Saccharomyces cerevisiae Tel2 plays roles in TORC signaling and telomere maintenance that can be mutationally separated

The evolutionary conserved Tel2 protein appears to function as a co-chaperone required for the activity of phosphatidylinositol 3-kinase-like protein kinases (PIKKs). Since Saccharomyces cerevisiae Tel2 is essential for viability and only a single point mutant (Tel2-1) had been characterized so far, the possible range of phenotypes associated with Tel2 mutations was unknown. We used random in vitro mutagenesis and plasmid shuffling to create additional point mutants. No significant sensitivity towards DNA damaging agents or hydroxyurea was evident, indicating that Tel2 is not required for Mec1 function. However, as frequent novel phenotypes, we detected slow growth or enhanced lethality in response to rapamycin that could be correlated with lower level and activity of Tor1 or of both Tor1 and Tor2, respectively. The newly isolated mutant with the most severe phenotype, Tel2-13, is comprised of 8 amino acid changes. Two mutated residues of Tel2-13 near the N-terminus and close to Tel2-1 are sufficient for shortened telomeres whereas multiple mutations within the C-terminal two thirds of the protein are required for enhanced rapamycin lethality. Our findings demonstrate separation of function explainable by differential binding of Tel2 to its PIKK substrates Tel1 or Tor1/Tor2 and thus a critical contribution of Tel2 to the interface that links various PIKKs to this chaperone complex.

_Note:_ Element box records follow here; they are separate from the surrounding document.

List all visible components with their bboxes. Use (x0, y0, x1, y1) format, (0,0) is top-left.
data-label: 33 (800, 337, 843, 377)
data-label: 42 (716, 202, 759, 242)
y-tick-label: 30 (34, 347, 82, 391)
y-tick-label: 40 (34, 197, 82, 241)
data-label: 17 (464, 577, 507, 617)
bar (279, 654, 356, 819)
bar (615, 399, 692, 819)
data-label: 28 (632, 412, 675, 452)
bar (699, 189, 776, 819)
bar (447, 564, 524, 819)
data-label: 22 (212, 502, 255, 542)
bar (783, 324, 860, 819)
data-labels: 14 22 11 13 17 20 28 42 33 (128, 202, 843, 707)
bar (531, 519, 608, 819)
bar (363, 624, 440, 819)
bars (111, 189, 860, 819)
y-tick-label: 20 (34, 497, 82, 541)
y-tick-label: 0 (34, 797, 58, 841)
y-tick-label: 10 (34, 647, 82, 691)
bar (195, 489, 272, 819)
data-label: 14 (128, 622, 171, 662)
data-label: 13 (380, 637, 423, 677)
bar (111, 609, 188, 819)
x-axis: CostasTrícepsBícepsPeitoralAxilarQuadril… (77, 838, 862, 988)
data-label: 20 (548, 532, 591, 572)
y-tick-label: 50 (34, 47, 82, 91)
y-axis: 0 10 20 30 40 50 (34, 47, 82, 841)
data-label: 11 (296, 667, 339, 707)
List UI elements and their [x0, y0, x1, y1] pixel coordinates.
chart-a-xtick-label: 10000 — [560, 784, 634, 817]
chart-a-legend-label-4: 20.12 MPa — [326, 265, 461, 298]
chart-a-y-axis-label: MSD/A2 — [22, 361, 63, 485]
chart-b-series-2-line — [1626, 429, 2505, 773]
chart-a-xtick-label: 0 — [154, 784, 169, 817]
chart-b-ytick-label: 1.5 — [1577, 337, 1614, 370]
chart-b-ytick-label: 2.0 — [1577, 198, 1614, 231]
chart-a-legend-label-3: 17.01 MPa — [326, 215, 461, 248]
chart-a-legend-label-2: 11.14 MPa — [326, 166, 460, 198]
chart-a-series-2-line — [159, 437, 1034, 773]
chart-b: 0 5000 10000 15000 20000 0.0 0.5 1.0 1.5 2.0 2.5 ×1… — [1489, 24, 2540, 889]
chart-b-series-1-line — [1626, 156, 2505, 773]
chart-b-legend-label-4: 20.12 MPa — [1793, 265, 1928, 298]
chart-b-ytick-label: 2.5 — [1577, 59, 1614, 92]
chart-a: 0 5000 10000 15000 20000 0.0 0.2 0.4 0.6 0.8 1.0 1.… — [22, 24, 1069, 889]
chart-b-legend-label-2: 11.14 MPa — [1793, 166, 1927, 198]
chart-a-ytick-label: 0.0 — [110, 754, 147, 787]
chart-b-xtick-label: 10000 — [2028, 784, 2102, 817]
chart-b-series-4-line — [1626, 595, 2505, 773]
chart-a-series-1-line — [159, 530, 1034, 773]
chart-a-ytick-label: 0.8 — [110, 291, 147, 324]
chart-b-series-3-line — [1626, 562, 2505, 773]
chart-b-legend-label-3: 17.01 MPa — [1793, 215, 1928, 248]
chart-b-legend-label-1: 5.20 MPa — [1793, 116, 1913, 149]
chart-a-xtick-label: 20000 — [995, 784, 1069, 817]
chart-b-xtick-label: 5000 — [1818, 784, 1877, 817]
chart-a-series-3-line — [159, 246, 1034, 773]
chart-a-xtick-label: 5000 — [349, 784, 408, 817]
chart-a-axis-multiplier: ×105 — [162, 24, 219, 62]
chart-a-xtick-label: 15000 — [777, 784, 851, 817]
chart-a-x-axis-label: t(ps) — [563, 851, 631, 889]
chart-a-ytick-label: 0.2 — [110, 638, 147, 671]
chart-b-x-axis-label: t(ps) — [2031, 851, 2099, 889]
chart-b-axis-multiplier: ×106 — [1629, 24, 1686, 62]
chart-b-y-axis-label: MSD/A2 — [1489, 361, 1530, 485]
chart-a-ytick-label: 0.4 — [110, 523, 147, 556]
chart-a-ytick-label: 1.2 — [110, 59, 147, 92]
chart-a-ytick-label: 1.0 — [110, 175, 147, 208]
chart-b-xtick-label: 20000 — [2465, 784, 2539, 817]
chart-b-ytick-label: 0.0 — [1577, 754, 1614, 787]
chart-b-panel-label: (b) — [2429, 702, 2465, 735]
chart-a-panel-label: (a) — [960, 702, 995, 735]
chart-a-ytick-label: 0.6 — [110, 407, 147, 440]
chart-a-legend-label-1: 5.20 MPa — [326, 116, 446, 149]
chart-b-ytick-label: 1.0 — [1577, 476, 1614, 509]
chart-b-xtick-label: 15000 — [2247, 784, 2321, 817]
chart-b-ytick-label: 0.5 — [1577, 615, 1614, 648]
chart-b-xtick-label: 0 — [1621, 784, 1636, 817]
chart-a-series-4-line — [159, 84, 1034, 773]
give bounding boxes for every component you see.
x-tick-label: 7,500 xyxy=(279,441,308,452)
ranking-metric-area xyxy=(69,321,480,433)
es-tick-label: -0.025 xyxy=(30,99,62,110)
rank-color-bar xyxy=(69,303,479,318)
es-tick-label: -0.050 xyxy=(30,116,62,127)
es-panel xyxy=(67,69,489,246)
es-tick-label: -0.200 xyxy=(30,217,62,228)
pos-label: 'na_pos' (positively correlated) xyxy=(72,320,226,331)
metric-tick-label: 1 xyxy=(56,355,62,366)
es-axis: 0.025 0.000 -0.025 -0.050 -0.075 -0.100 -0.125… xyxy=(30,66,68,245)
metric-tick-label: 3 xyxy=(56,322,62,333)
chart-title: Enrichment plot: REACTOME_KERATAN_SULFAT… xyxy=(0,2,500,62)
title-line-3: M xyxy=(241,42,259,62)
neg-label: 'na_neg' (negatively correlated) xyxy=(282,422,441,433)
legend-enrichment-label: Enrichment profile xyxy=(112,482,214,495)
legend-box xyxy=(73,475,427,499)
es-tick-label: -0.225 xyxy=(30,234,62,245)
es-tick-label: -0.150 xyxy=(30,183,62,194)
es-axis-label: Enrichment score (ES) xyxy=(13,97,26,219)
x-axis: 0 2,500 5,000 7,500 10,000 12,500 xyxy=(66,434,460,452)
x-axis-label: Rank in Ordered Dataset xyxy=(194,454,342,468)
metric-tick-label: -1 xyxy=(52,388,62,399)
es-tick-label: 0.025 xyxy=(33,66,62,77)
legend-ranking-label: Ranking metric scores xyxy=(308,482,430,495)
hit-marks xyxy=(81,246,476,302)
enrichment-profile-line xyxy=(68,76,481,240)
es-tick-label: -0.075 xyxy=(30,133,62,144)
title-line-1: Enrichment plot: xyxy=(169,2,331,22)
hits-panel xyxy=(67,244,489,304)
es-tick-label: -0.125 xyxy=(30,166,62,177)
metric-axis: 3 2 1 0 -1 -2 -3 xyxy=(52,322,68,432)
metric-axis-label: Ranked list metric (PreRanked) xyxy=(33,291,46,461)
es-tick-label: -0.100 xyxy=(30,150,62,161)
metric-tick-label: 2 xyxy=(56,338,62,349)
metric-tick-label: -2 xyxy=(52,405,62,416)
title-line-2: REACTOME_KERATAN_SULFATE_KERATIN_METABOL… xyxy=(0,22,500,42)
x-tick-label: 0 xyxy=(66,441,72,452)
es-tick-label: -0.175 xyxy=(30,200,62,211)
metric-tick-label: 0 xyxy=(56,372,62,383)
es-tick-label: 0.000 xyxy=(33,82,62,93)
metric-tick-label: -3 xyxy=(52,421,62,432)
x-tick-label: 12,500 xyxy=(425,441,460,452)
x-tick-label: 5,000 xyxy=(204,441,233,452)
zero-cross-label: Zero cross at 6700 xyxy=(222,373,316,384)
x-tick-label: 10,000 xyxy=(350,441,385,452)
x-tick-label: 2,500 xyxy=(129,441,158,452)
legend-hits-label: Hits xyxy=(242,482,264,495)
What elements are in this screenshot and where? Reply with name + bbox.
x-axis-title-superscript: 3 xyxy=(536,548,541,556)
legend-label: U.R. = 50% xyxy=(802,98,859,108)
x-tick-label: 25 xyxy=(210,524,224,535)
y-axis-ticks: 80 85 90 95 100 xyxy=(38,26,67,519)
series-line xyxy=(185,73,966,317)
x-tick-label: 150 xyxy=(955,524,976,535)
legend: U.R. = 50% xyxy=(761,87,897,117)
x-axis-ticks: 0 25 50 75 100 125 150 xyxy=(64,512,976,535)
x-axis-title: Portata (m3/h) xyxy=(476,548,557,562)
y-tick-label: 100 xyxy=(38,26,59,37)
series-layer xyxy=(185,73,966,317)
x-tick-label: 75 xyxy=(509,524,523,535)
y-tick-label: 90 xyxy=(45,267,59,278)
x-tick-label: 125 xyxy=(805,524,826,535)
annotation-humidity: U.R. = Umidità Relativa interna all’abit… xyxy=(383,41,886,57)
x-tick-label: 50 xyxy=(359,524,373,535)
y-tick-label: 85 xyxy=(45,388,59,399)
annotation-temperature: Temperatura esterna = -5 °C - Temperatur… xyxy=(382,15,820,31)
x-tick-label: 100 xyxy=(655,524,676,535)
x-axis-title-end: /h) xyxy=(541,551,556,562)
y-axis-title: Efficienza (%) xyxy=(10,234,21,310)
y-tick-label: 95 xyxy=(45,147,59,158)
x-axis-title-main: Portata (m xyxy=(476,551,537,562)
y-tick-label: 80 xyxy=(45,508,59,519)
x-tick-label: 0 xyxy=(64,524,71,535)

► Using new tel2 mutants, we show Tel2 co-chaperone to be required for budding yeast TORC1 activity.
► Absence of DNA-damage phenotypes reveals that Tel2 is not critical for Mec1 kinase activity.
► Rapamycin-induced slow growth vs. killing is correlated with low Tor1 vs. low Tor1+Tor2 activity.
► Tel2 interactions with Tor1/Tor2 and telomere length regulator Tel1 are mutationally separable.
► In conclusion, Tel2 must represent the chaperone substrate interface.